My husband is the best, except for a few small things. One thing he does that drives me crazy is that, whenever I ask him to do something for me, he responds with a heavy sigh or roll of the eyes as if he is extremely put-out, before he agrees to do it. I swear I am not being unreasonable in my requests, although I have needed more help than usual lately since I’ve been sick a lot with my pregnancy. He tells me that I should just ignore it, because he does generally do the favor for me, and he doesn’t always mind as much as he looks like he minds. He acts like the reaction is practically involuntary. But I can’t help the fact that it gets to me sometimes — I wish he would just do these things without making me feel like a nag all the time. Worse, it makes me feel like he’s my teenage son or something. But I don’t want to police his facial expressions either. Any advice?

— Sigh Me a River

Dear Sigh,

It’s such a little thing, an exhalation of breath, a circular orbit of the eyes. But everyone understands why sighing and eye-rolling is so maddening that it provokes thoughts of reaching for the frying pan. What your husband is doing isn’t OK, and it can’t be ignored. When your baby arrives, interacting with your little one will reinforce your husband’s understanding of what social creatures we are and how even the slightest change in facial expression conveys so much. But for now tell your husband that it’s a real problem that if you make a reasonable request he acts ticked off. Try this: Ask him permission to do to him what he does to you so that he can experience just how annoying it is. A few sighs and eye-rolls in response to, “Hon, could you pick up my shirts at the dry cleaner?” might be very instructive for him. If that doesn’t work, then call him out on his behavior. When you ask him to change a light bulb in the ceiling and you get his usual response, without rancor say, “This appears to be an imposition. The problem is that it’s hard for me to balance on a chair right now. Please tell me if I’m being too demanding or setting you off. Because when you roll your eyes or sigh, it makes me really want to back away from you.”

— Prudie


Dear Prudence,

I’m a junior attorney in my late 20s. I work in a busy office that prides itself on work-life balance, and many of my co-workers have young children. Often, these co-workers leave at 4:30 or 5 on the dot to pick up their kids or attend their events, leaving me to stay late (up to several hours) to finish up work that needs to be done. It’s frustrating — just because I don’t have kids doesn’t mean I don’t have a life outside of work.
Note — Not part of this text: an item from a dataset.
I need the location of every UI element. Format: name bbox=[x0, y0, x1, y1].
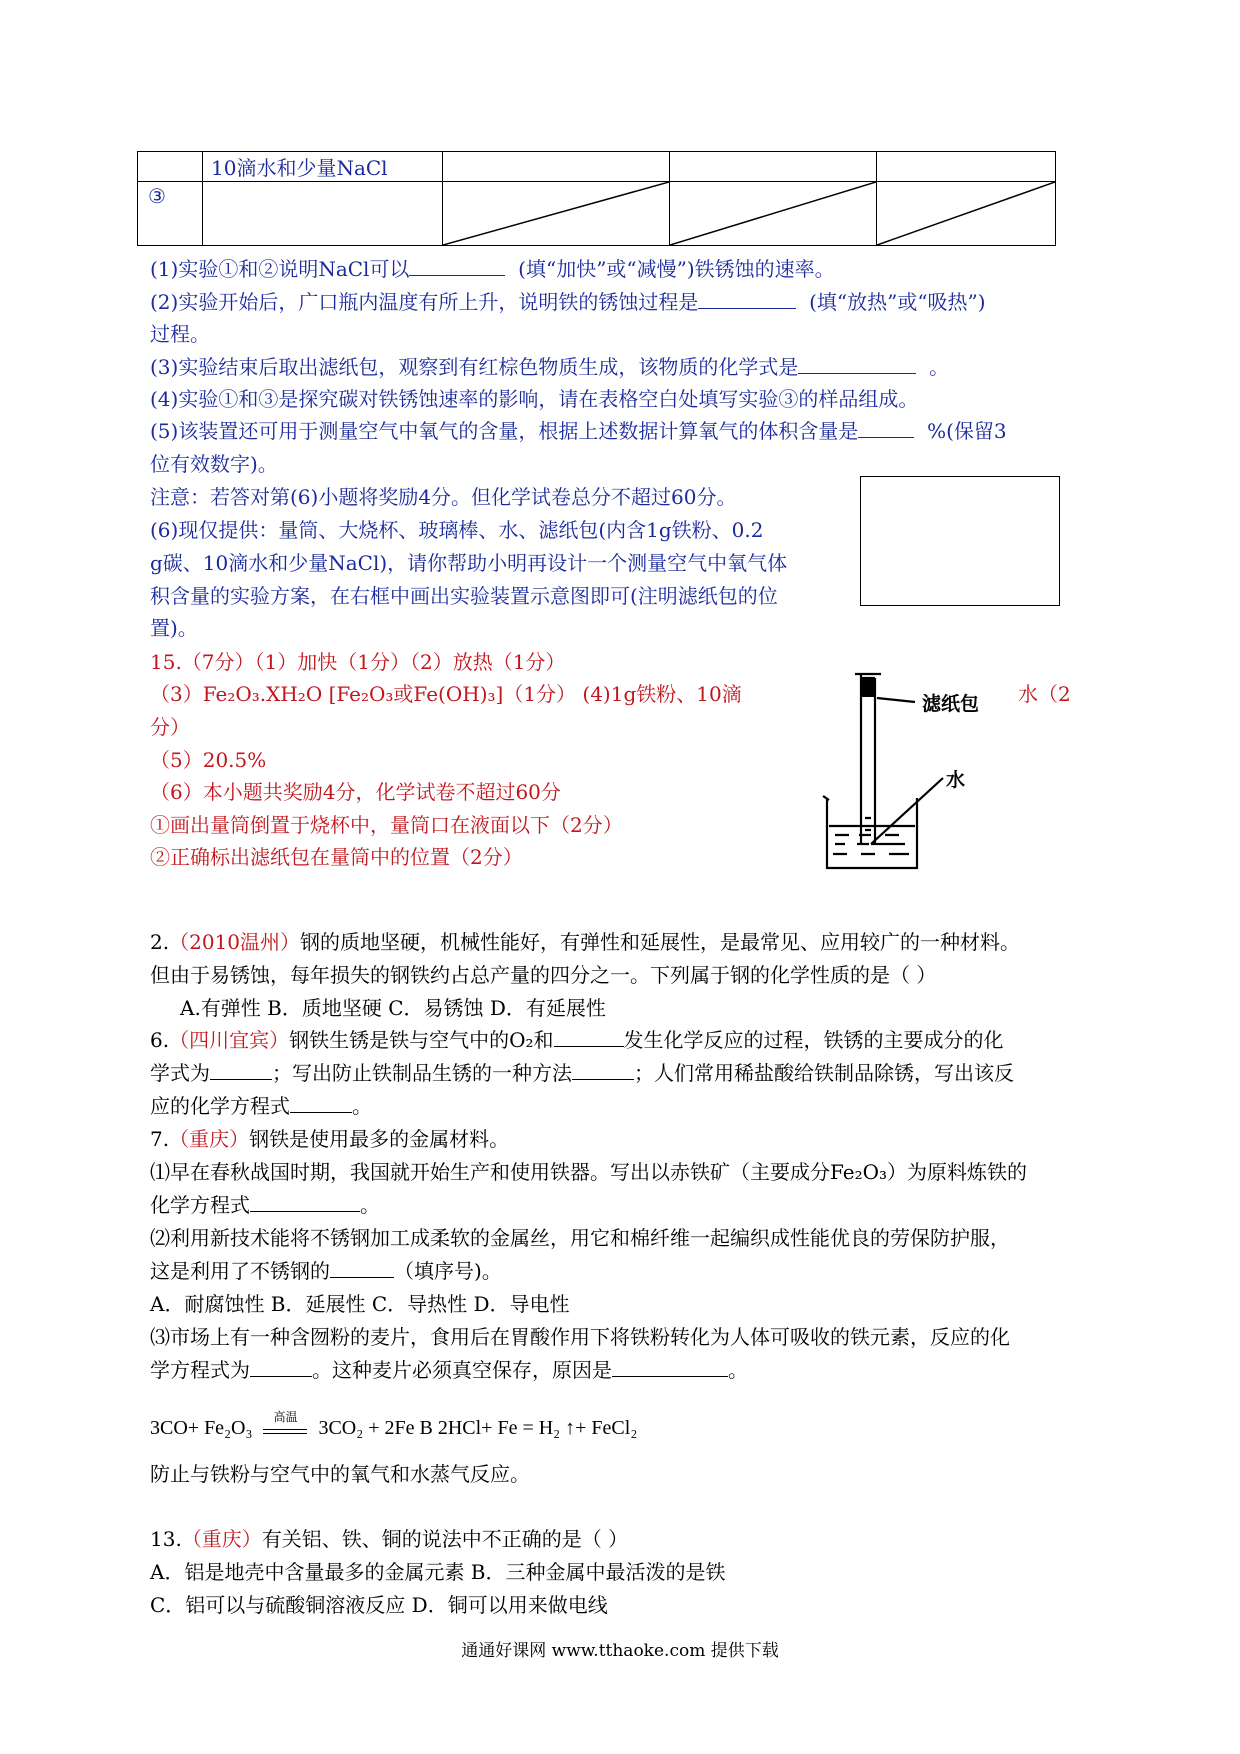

What’s weirder is that these co-workers often acknowledge that they’re being unfair but state that “when” I have kids I’ll get to leave early, too. Because I plan to remain child-free, at least for the foreseeable future, this is less than encouraging advice! How can I draw boundaries in this situation without seeming unreasonable? I love my job otherwise, and these people are all genuinely nice — they just seem to have a blind spot when it comes to this issue.

— I Have a Life, Too

Dear Life,

It’s great that your company is sensitive to the needs of parents, but not if their family needs become your work burden. You say that because they leave early, they leave you to pick up their slack. That’s simply unfair, and you need to bring this up with a supervisor by way of “clarifying” how duties are divided. Keep in mind that, like Facebook exec Sheryl Sandberg, many hardworking people leave the office early for family dinners, then once the kids are in bed, they return to the computer to finish the work day. It might well be that the parents do some shifting of duties outside your sight. So tread carefully when you explore whether you’re getting short shrift.